Jesus is asking nicodemus to wake up to something more than he can see or explain, to wake up to the God who is present in his life, to the God is is with him, to the God who related to him as Father and Mother, to the god who gave him life, who birth him from his mother’s womb.

To believe in Jesus is not to believe statements or comments or ideas about Jesus. To believe in Jesus means that you trust Jesus out of the depths of a relationship with him knowing that he is the kind of person that can be trusted. You cannot believe in Jesus without first developing a long relationship with Jesus. (Which is why I think those ABC prayers are so silly….most churches ask people to say they believe in Jesus when they are just barely getting to know Jesus! It’s crazy! You must cultivate a relationship with Jesus before you can trust hima and accept him. The relationship is key!)

So I say this: Try listening to Jesus. Try talking to Jesus. To some, cultivating a relationship with some who died and rose to heaven may sound or feel as crazy as an electron disappearing in one place and appearing in another place without traveling the distance between. But science says that is true even though it cannot be explained or make sense. So, if you can trust electrons to keep moving to keep the floor stable beneath your feet and the air flowing into your nostrils and your heart pumping, then perhaps you’ll be willing to take the time to get to know Jesus as well…even if you cannot explain how that relationship works.

After all, even scientist are realizing that the line between physical and spiritual isn’t really a line at all. So, maybe a spiritual relationship with Jesus isn’t altogether different from a physical relationship right here on earth. And maybe you’ll find that your spiritual relationship with Jesus has everything to do with your physical relationships right here, right now. And that is the start of something new, of something more in your life, something more than just belief, something more than the faith you thought you had.

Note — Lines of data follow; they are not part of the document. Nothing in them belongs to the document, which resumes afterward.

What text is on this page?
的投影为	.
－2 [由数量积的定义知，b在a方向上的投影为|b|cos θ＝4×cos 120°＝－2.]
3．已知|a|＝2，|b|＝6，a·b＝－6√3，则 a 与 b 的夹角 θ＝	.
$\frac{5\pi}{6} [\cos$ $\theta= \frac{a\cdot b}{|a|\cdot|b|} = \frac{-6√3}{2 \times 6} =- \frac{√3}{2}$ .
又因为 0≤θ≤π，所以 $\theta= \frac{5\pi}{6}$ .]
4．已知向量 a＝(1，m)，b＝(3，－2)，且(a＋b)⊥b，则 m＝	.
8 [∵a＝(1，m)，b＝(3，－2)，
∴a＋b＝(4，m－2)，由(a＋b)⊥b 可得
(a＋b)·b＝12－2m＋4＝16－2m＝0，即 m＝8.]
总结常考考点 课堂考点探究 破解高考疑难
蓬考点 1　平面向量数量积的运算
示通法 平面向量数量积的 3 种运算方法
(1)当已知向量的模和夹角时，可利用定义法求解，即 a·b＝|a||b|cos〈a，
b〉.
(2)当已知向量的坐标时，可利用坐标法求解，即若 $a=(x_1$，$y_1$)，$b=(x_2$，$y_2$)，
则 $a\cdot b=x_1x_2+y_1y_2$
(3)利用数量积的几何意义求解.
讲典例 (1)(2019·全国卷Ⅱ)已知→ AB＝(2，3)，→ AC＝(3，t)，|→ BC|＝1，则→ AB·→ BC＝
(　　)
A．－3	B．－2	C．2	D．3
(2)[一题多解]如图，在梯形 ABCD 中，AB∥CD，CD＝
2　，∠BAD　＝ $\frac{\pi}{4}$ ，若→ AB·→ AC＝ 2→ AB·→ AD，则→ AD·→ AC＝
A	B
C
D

Let me close with this: When you realize that what you have done for the least is what you have done for Jesus, then you begin to see that your relationship with Jesus does have everything to do with your relationships with other people. The way you treat others is the way you treat Jesus. If you speak bad of others, then you have spoken bad of Jesus. If you label, categorize, demonize, talk lowly of any person then you have done so of Jesus. But if you treat others well, then you are treating Jesus well and that is being love, that is beloving Jesus, that is believing in Christ, which as John 3:16 says leads to not perishing, but having eternal life.